October 27, 1986|CARLA LAZZARESCHI | Times Staff Writer

AST Research Inc., the Irvine company that came out of nowhere five years ago to become the leading supplier of "add-on" products for the IBM personal computer, is expected to announce today that it is joining the ranks of the IBM-clone makers and will soon be selling its version of IBM's most powerful desk-top machine.

The move comes at a difficult time for both AST and the computer industry, and analysts have already questioned whether the company can sufficiently distinguish its product from the others battling it out in the slow-growing and shakeout-riddled PC market.

"Clearly it's a risk, but it's something they have to do," said Jon Gruber, an analyst with Montgomery Securities in San Francisco, "It's clear they are in a major transition."

The entry into the PC look-alike market comes just six months after AST saw sales of its most popular add on products plummet in the wake of IBM's decision to include some of the same features offered by AST devices as part of its basic computers.

Thomas Yuen, an AST founder and leader of its business-development efforts, said the company is entering the PC market because it represents the best chance to put new vigor into its slumping sales and profits.

"The company needs to grow," Yuen said. "If you don't, in this industry, you collapse."

Yuen said sales of AST's version of IBM's PC AT will begin in January.

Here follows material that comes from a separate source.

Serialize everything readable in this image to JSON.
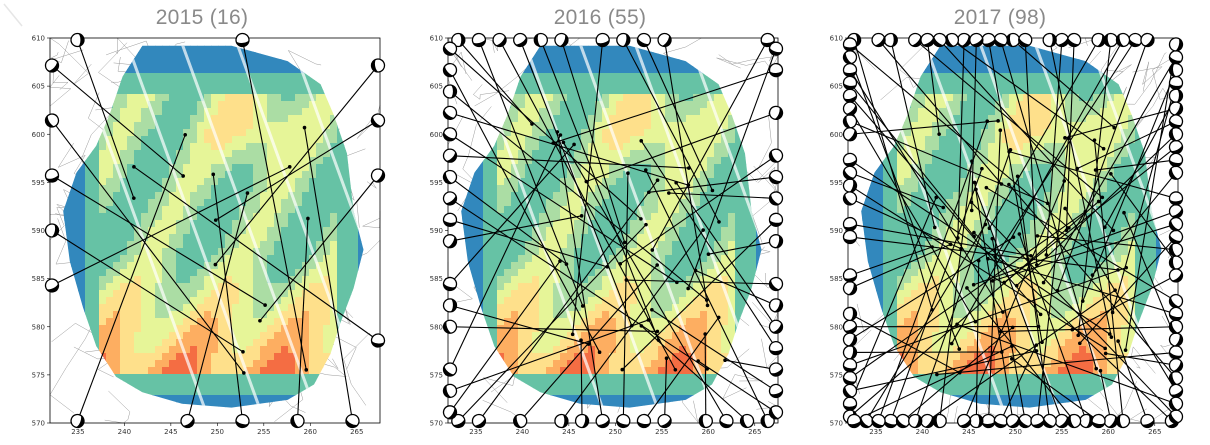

Retail prices are expected to range from about $2,000 to $4,000. The comparable IBM line sells for as much as $4,000 to $5,300.

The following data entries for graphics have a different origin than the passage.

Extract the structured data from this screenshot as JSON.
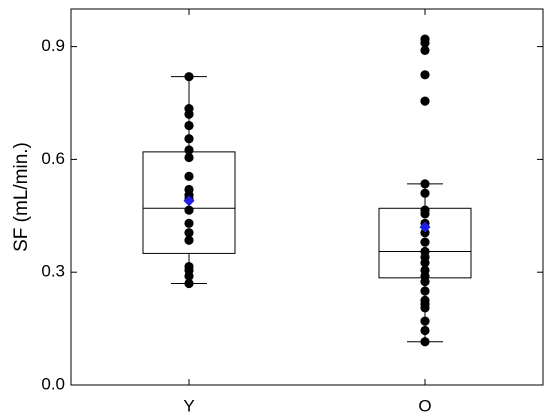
{
  "chart_data": {
    "type": "box",
    "title": "",
    "xlabel": "",
    "ylabel": "SF (mL/min.)",
    "ylim": [
      0.0,
      1.0
    ],
    "yticks": [
      0.0,
      0.3,
      0.6,
      0.9
    ],
    "ytick_labels": [
      "0.0",
      "0.3",
      "0.6",
      "0.9"
    ],
    "categories": [
      "Y",
      "O"
    ],
    "grid": false,
    "legend": "none",
    "colors": {
      "points": "#000000",
      "mean_marker": "#1f1fe0",
      "box_stroke": "#000000",
      "frame": "#000000"
    },
    "groups": [
      {
        "category": "Y",
        "whisker_low": 0.27,
        "q1": 0.35,
        "median": 0.47,
        "q3": 0.62,
        "whisker_high": 0.82,
        "mean": 0.49,
        "points": [
          0.82,
          0.735,
          0.72,
          0.69,
          0.655,
          0.625,
          0.605,
          0.555,
          0.52,
          0.505,
          0.495,
          0.465,
          0.43,
          0.405,
          0.385,
          0.315,
          0.305,
          0.29,
          0.27
        ]
      },
      {
        "category": "O",
        "whisker_low": 0.115,
        "q1": 0.285,
        "median": 0.355,
        "q3": 0.47,
        "whisker_high": 0.535,
        "mean": 0.42,
        "points": [
          0.92,
          0.91,
          0.89,
          0.825,
          0.755,
          0.535,
          0.51,
          0.465,
          0.455,
          0.43,
          0.405,
          0.38,
          0.355,
          0.34,
          0.325,
          0.305,
          0.29,
          0.275,
          0.25,
          0.225,
          0.215,
          0.205,
          0.17,
          0.145,
          0.115
        ]
      }
    ]
  }
}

Although the number of PC-clone makers is increasing while the sale of personal computers is growing only slightly, Yuen predicted that AST will find a market because its machines are faster, more powerful and less expensive that their major competitors--including IBM, AT&T and Compaq. In addition, Yuen said, AST has strong name recognition among consumers and established ties with retailers to give it an important edge.

Still, analysts remained skeptical.

"It's a very crowded market," said Thomas Galvin, an analyst with Shearson Lehman American Express in New York. "Time will tell whether they are jumping out of the frying pan and into the fire."

Sales Growth Expected

According to Dataquest, a San Jose market-research company, an estimated 17.1 million personal computers will be sold this year worldwide, up 5% from the 16.2 million sold in 1985. And next year won't be much better, said Norm DeWitt, a Dataquest analyst who predicts sales of 18 million units in 1987.

Dataquest projects that sales of IBM PC ATs and their clones will jump to 1.4 million units in 1987 from 1.2 million units worldwide this year, up 16% but still constituting a relatively small market.

Although the market is not growing as fast as it once was, Yuen said AST is targeting the red-hot desk-top publishing field by offering the industry's first personal computer printing system among IBM-compatible machines. So far, the desk-top publishing market has been dominated by Apple Computer's Macintosh computer and laser printer system.

Yuen said the AST system, which will include a basic computer, a scanner and a laser printer, is expected to cost about $10,000, or about $2,000 less than the Macintosh system.

Dataquest has estimated that sales of desk-top publishing systems will soar to 1.5 million in 1990 from fewer than 100,000 this year.